As always, the strain of those many strides gently shakes ideas loose from the brainpan. Like a prospector sifting soil through a screen, the mud and silt of aimless thinking washes away, revealing sometimes a nugget or two.
That afternoon as I ran, my mind wandered to and lingered with the notion of freedom.
More to the point, the ways in which it’s not what it seems. I thought of those kids reveling in unseasonably warm weather.
Wearing a t-shirt outside in early November New England sure feels like freedom, and on a given day it absolutely is. If you have the chance to do so, I highly recommend it. But if those near-record highs are symptomatic of a changing climate—that indicates a very gloomy forecast for our individual freedom.
More houses flooded and destroyed by fire. Water and food supplies choked by drought and heat. Countries upended by severe weather, destabilizing neighboring nations with the rafts of refugees that arrive. If this partial list strikes you as the opposite of freedom, then I think you’re on to something.
Actions that feel like liberation in the moment often lead to a future where we’re far less free. You are free to smoke a pack a day, sure. But long term, lung cancer and a shortened lifespan are poisonous to freedom.
“Opportunity is missed by most people because it is dressed in overalls and looks like work.” We attribute those words to Thomas Edison. And the quote works just as well if we swap out opportunity for freedom.
Choices and habits that demand effort and diligence sure don’t feel like freedom at the time. The work of organizing and maintaining a workplace union could certainly land as a burden. But the freedom that comes from having a voice at your job can echo positively throughout a career and lifetime.
Does exercising feel to you like a chore? Wouldn’t you rather have that hour “free” to thumb through social media or watch football? Yet working out can add years to a life and life to those years. What could be more freeing than that?
Freedom, it certainly seems, delights in wearing a disguise.
Play this game with the many actions and choices of life, and you’ll develop a good eye for seeing through the parade of pretenders posing as freedom. They look fancy and flatter us with what feels good in the moment, but the costume conceals a con.
Look closer and more carefully. It may be that quiet YIMBY friend who’s the real freedom fighter. And surprise!—your vocal NIMBY neighbor is the one engaging in community cosplay.
We don’t do big things, great things, as a country anymore. Do you feel that way, as I do?
What would it mean for the U.S. to build a high-speed rail system, to connect our divided states with so many miles of tracks and travelers? Such a project could start to stitch up and heal our gaping and gushing national rifts.

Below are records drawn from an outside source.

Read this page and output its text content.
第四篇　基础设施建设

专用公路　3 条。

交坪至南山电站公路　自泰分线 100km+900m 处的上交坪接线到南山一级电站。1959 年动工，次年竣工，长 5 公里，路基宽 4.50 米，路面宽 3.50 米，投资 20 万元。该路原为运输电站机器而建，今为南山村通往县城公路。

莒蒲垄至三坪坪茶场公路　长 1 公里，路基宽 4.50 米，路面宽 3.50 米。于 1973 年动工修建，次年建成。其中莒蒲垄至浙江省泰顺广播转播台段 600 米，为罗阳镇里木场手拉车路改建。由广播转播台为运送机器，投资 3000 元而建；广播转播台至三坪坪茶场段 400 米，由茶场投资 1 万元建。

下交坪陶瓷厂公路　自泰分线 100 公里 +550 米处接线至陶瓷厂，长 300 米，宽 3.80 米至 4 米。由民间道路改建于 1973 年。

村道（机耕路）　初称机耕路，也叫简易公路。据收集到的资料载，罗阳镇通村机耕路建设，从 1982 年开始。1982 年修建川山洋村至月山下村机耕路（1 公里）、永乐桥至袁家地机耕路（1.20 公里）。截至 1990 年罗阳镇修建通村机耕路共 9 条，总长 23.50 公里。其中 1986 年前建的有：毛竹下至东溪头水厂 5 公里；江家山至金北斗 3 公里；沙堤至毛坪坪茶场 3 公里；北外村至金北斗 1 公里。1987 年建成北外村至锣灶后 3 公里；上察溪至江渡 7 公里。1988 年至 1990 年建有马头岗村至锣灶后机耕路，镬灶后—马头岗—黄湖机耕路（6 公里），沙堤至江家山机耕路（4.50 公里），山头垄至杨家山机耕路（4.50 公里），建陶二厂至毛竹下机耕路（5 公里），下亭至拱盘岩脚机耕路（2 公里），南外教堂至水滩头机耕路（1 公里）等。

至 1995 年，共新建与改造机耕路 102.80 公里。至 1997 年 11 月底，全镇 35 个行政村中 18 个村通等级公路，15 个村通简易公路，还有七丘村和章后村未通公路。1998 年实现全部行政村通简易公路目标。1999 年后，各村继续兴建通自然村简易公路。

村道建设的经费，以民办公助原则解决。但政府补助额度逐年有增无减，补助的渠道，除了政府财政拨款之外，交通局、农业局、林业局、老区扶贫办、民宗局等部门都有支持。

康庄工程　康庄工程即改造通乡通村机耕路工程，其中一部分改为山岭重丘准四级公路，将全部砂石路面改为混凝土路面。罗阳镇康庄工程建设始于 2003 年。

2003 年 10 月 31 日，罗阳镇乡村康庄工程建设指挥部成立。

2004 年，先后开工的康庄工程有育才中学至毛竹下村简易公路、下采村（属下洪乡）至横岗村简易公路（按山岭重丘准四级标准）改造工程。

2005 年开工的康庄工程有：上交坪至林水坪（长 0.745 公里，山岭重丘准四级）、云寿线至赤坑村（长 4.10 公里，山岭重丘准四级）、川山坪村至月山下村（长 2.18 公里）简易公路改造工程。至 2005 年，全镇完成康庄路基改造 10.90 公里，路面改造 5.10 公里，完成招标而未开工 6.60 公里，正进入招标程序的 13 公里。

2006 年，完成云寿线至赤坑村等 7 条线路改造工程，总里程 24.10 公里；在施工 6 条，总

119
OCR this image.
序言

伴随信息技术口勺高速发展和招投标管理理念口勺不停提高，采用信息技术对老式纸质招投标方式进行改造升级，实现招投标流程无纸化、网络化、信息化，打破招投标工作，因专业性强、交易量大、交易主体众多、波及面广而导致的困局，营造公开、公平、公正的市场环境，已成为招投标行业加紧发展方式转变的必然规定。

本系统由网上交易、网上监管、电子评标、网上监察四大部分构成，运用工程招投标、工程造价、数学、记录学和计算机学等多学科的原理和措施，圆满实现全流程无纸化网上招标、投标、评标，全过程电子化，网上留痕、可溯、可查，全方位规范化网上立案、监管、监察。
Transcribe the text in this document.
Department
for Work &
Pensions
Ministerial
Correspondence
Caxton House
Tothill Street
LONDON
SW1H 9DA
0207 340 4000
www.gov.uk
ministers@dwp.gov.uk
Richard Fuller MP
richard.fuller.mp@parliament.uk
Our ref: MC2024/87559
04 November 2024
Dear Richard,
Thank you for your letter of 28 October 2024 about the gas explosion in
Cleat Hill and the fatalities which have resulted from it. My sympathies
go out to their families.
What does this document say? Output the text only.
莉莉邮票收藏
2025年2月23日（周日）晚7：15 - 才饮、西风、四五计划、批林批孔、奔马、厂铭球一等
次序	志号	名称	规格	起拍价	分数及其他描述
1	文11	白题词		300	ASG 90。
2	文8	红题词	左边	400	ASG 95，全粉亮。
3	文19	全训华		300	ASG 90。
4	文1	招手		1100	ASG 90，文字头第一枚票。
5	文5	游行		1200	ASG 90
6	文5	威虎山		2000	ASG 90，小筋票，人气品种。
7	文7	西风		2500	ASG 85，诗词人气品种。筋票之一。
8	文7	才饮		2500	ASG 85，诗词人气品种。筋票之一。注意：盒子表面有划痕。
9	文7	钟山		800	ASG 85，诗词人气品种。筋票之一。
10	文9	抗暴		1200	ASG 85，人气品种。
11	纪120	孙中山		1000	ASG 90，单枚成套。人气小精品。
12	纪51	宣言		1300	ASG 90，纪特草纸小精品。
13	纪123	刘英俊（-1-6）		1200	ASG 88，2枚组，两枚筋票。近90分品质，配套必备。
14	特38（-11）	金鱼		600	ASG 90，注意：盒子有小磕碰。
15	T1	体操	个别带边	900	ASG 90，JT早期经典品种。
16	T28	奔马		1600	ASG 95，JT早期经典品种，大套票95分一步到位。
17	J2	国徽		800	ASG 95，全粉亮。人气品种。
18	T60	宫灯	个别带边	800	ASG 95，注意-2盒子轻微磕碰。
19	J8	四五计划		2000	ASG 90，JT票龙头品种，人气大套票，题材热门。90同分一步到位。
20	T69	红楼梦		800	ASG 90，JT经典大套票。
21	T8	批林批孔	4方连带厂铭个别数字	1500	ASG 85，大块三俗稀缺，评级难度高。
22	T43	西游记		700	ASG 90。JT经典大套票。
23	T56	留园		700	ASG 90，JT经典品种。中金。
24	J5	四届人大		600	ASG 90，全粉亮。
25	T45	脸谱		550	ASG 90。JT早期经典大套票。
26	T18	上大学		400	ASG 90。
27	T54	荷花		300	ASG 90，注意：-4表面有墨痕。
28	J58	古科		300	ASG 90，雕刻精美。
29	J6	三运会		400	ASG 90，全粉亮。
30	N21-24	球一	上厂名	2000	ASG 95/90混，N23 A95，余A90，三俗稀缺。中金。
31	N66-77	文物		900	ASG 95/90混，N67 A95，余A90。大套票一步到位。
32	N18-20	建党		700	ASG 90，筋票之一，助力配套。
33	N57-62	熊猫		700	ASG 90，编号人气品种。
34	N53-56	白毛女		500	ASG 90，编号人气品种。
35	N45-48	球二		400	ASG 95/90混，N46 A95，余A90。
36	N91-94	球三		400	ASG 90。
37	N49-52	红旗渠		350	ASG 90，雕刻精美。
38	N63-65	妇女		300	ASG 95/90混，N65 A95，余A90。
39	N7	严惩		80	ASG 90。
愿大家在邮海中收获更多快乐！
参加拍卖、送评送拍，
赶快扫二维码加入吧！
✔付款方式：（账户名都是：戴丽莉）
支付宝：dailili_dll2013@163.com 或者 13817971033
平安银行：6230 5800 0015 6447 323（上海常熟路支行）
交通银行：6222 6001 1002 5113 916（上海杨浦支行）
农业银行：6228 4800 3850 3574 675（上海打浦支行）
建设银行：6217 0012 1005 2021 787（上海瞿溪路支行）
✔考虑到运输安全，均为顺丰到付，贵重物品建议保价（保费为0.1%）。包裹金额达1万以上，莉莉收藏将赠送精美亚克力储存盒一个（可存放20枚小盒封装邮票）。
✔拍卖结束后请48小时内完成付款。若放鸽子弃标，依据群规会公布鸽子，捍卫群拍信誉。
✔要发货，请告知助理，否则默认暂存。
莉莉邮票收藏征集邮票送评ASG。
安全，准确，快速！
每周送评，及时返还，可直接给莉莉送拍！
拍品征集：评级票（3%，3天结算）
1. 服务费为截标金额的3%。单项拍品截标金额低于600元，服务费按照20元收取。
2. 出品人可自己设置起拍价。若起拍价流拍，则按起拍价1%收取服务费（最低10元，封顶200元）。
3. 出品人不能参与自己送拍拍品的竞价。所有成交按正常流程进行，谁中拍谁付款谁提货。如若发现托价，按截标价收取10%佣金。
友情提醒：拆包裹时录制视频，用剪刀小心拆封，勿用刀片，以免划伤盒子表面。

HSR exists as only a concept here; in other countries, it’s how people get to work on a Thursday. Can you imagine that—revolutionary progress becoming routine?
Would such projects be messy? Difficult? Costly? Take decades? Yep. But all that looks a lot to me like freedom in disguise.
I’ll toss one final quote at you:
“Do what is easy and life will be hard. Do what is hard and life will be easy.”
I’d like to live a life in which moonshots become mundane, in a country (and world) where expansive creative construction becomes commonplace. It’s a humanity that sees through the façade of false and fleeting freedoms, opting for the overalls instead.